- Born: Sydney George Checkland 9 October 1916 Ottawa, Ontario
- Died: 22 March 1986 (aged 69) Cambridge
- Political party: Common Wealth Party
- Spouse: Olive Edith Anthony ​(m. 1942)​
- Awards: Scottish Arts Council Book Award 1972 The Gladstones: a Family Biography, 1764-1851 Saltire Society Literary Awards – Scottish History Book of the Year 1975 Scottish Banking: a History, 1695-1973

Academic background
- Alma mater: University of Birmingham University of Liverpool

Academic work
- Discipline: History
- Sub-discipline: Economic history
- Institutions: University of Liverpool University of Cambridge University of Glasgow Visiting positions Institute for Advanced Study ; Monash University ; Australian National University ; Queen's University at Kingston ; University of Alberta ;

President of the National Union of Students
- In office 1941-1942
- Preceded by: P A H Rivett
- Succeeded by: Jack T Allanson

President of the Economic History Society
- In office 1977-1980
- Preceded by: F J Fisher
- Succeeded by: Michael Flinn

Military service
- Branch/service: British Army Canadian Army
- Rank: Lieutenant
- Unit: Manchester Regiment
- Commands: Governor General's Foot Guards
- Battles/wars: World War II Normandy landings; ;

= Sydney Checkland =

British economic historian (1916–1986)

Sydney George Checkland (9 October 1916 – 22 March 1986) was a British-Canadian economic historian.

==Life==

Born in Ottawa, Ontario, Checkland worked at the Bank of Nova Scotia, then the Ottawa Sanitary Laundry Company, while he gained associate membership of the Canadian Bankers' Association.
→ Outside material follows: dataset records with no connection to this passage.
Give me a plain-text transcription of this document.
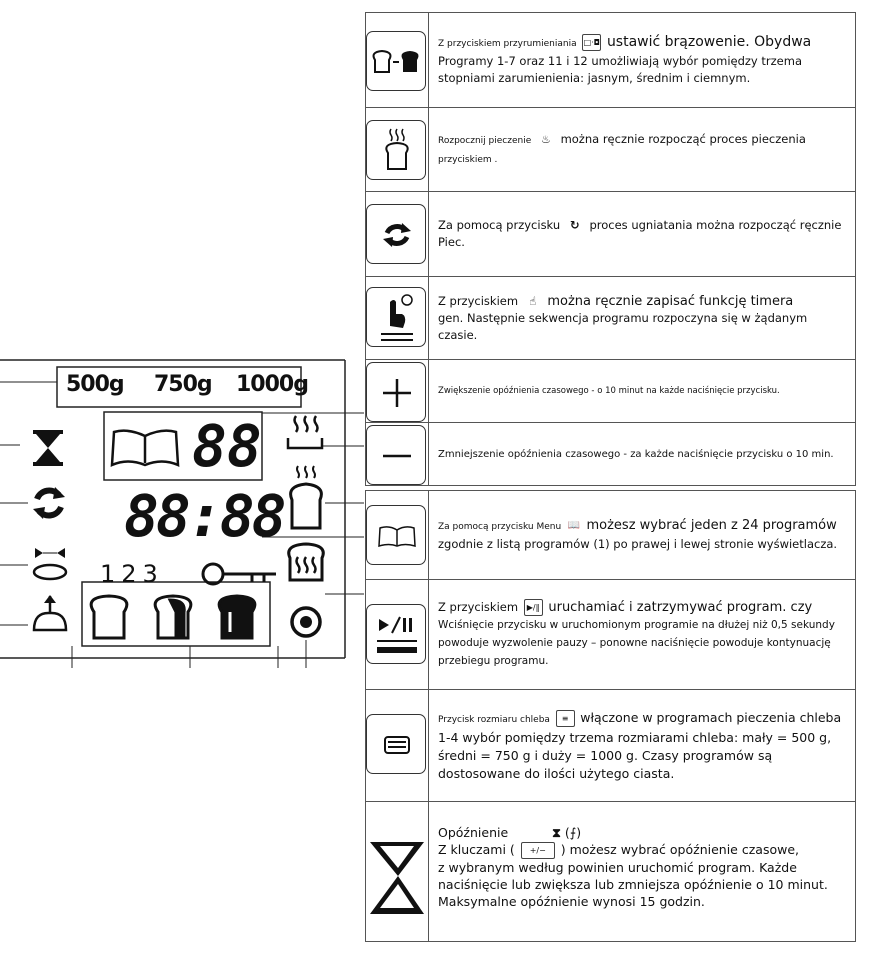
500g 750g 1000g
88
88:88
123

Z przyciskiem przyrumieniania □·◘ ustawić brązowenie. Obydwa
Programy 1-7 oraz 11 i 12 umożliwiają wybór pomiędzy trzema stopniami zarumienienia: jasnym, średnim i ciemnym.

Rozpocznij pieczenie ♨ można ręcznie rozpocząć proces pieczenia
przyciskiem .

Za pomocą przycisku ↻ proces ugniatania można rozpocząć ręcznie
Piec.

Z przyciskiem ☝ można ręcznie zapisać funkcję timera
gen. Następnie sekwencja programu rozpoczyna się w żądanym czasie.

Zwiększenie opóźnienia czasowego - o 10 minut na każde naciśnięcie przycisku.

Zmniejszenie opóźnienia czasowego - za każde naciśnięcie przycisku o 10 min.

Za pomocą przycisku Menu 📖 możesz wybrać jeden z 24 programów
zgodnie z listą programów (1) po prawej i lewej stronie wyświetlacza.

Z przyciskiem ▶/‖ uruchamiać i zatrzymywać program. czy
Wciśnięcie przycisku w uruchomionym programie na dłużej niż 0,5 sekundy powoduje wyzwolenie pauzy – ponowne naciśnięcie powoduje kontynuację przebiegu programu.

Przycisk rozmiaru chleba ≡ włączone w programach pieczenia chleba
1-4 wybór pomiędzy trzema rozmiarami chleba: mały = 500 g, średni = 750 g i duży = 1000 g. Czasy programów są dostosowane do ilości użytego ciasta.

Opóźnienie	⧗ (⨍)
Z kluczami ( +/− ) możesz wybrać opóźnienie czasowe,
z wybranym według powinien uruchomić program. Każde
naciśnięcie lub zwiększa lub zmniejsza opóźnienie o 10 minut.
Maksymalne opóźnienie wynosi 15 godzin.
In 1938, he moved to England to study at the University of Birmingham, and in his final year served as President of the Guild of Students at the university. In 1941, he was elected as President of the National Union of Students, serving for only one year before becoming President of the International Union of Students.

In late 1942, Checkland enrolled at the Royal Military College, Sandhurst, then was commissioned as a lieutenant into the Manchester Regiment, before becoming a tank commander in the Governor General's Foot Guards of the Canadian Army. An injury during the Normandy landings at Falaise left him with permanent nerve damage.

After the war, Checkland joined the Common Wealth Party and stood unsuccessfully in Sheffield Ecclesall at the 1945 general election. He then returned to study for a master's degree at Birmingham, after which he took up an academic post in economic science at the University of Liverpool, where he also obtained a doctorate. In 1953, he transferred to the University of Cambridge, then in 1957 he accepted a personal chair at the University of Glasgow and founded the Department of Economic History. He quickly developed a strong reputation in a range of fields relating to economic history, and continued to write until his death in 1986. He is credited with "being instrumental" in the establishment in 1976 of the Faculty of Social Sciences at the University of Glasgow "strong in the fields of business, banking, and urban history".

Sydney Checkland was elected as a Fellow of the British Academy in 1977, and as Fellow of the Royal Society of Edinburgh in 1981. He was a member of the Economic History Committee of the Social Science Research Council and then a Council member between 1970 and 1972. He was President of the Economic History Society between 1977 and 1980. Of his many scholarly publications, The Gladstones: a Family Biography, 1764-1851 (1971) won a Scottish Arts Council book award and Scottish Banking: a History, 1695-1973 won the History category in Saltire Society Literary Awards in 1975. Checkland also served as a board member with the East Kilbride Development Corporation, 1964 to 1968.

During his career as a historian Checkland contributed to the development of archival records. In Liverpool he collected the archives of merchant firms and he later initiated the University of Glasgow's collection of business records. He chaired of the Scottish Records Advisory Council, the National Register of Archives (Scotland) and was vice-president of the Business Archives Council of Scotland. Checkland's own papers are held by Glasgow University Archive Services.

==Family==

Checkland met Olive Edith Anthony in Birmingham and they married in 1942. Olive nursed Sydney back to health following his war injuries. Olive Checkland was an eminent scholar in her own right in the field of social history.

Checkland passed away on 22 March 1986 in Cambridge. He was survived by his wife and their five children.